Sunday, September 21, 2014

Get Out of Here, Wimpy Verbs!

Oh, verbs… is anyone else overwhelmed by these action-packed words this week? Who knew there were so many different forms and tenses? After a few re-reads of this section, I think I finally understand. I’ll expand on some tips that helped me through these assignments.

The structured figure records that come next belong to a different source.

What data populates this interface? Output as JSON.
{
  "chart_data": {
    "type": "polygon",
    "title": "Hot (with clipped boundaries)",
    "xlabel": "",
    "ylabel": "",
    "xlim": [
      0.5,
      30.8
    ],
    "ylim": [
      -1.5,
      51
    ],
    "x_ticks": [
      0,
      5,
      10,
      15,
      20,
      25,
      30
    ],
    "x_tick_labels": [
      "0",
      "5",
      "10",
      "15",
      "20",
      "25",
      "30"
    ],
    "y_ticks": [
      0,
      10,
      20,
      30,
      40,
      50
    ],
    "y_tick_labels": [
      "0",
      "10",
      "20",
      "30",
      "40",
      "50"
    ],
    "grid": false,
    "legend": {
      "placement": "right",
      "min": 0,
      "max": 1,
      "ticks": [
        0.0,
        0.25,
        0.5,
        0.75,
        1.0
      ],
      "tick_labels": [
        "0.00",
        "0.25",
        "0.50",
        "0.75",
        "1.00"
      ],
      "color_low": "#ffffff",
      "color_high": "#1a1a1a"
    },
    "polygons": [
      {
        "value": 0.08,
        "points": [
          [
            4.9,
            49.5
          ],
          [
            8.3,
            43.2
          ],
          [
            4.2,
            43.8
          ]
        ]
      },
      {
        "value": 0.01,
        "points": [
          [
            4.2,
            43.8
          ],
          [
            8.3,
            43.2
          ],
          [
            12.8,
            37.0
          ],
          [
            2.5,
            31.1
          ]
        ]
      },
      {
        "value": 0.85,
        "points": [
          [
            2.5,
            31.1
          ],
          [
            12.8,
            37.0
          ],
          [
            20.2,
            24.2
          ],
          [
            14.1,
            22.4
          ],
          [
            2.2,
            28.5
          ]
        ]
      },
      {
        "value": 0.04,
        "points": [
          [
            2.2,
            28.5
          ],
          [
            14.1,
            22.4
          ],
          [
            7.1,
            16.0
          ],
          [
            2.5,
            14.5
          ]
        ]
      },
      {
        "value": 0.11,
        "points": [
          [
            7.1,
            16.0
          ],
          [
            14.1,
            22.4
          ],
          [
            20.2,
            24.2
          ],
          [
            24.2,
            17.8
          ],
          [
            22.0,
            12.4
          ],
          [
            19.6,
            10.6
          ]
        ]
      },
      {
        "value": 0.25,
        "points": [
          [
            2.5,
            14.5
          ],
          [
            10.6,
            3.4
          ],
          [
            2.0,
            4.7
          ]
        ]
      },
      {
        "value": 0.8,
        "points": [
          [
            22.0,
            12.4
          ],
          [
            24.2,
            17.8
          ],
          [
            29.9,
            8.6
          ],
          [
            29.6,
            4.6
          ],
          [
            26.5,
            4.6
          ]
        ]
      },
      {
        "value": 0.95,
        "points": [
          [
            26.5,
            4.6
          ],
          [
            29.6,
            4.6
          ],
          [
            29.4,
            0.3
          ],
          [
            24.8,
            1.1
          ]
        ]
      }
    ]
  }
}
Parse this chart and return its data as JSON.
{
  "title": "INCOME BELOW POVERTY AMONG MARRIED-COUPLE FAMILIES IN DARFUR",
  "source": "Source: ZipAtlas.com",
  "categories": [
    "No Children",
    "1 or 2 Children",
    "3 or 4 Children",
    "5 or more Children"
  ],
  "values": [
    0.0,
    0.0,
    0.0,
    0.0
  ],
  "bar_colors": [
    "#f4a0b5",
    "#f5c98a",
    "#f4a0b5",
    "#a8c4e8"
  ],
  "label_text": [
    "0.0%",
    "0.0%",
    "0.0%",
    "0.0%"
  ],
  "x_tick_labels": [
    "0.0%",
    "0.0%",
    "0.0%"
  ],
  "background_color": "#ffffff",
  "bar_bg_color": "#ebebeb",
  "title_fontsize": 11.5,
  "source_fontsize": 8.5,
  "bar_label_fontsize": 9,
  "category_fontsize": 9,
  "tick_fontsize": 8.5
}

Transitive verbs are always followed by a direct object while intransitive verbs do not give action to a direct object. Linking verbs link the subject and a modifier and mostly show up in the form of a “be” verb (is, are, was, were), but there are some exceptions. Present, past and future tense verbs all can show up in sub-tenses. These sub-tenses are perfect and progressive. Indicative, imperative and subjunctive verb types all relate to the mood of the verb. Lastly, gerunds, participles and infinitives all have tricky rules and show up in unique ways. In fact, gerunds, participles and infinitives are not verbs at all. They are verbals. They sure look like verbs, but trust me, they’re not.

Phew, maybe that isn’t so simple? I have faith that it will make sense with practice.

This week the topical guide just reinforced the fact that verbals are not verbs. “Verbals, however, are not verbs. They are nouns, adjectives or adverbs. Can we be any more direct than that?” (pg. 218) I love the voice throughout the topical guide. It sounds like a friend speaking very blunt to me about my grammar mistakes.

I chose this picture for this week since we are on the topic of verbs and because it made me giggle. 

1 comment:

  1. ME! I'm overwhelmed. I also chose to write about verbals. Sentences with gerunds and linking verbs are the hardest because we don't normally think of "is" as a verb, so when we see an -ing word, our brains think they see a verb.... wrong! In this situation, it is helpful to break the sentence down to its components. Great post! Thanks for sharing.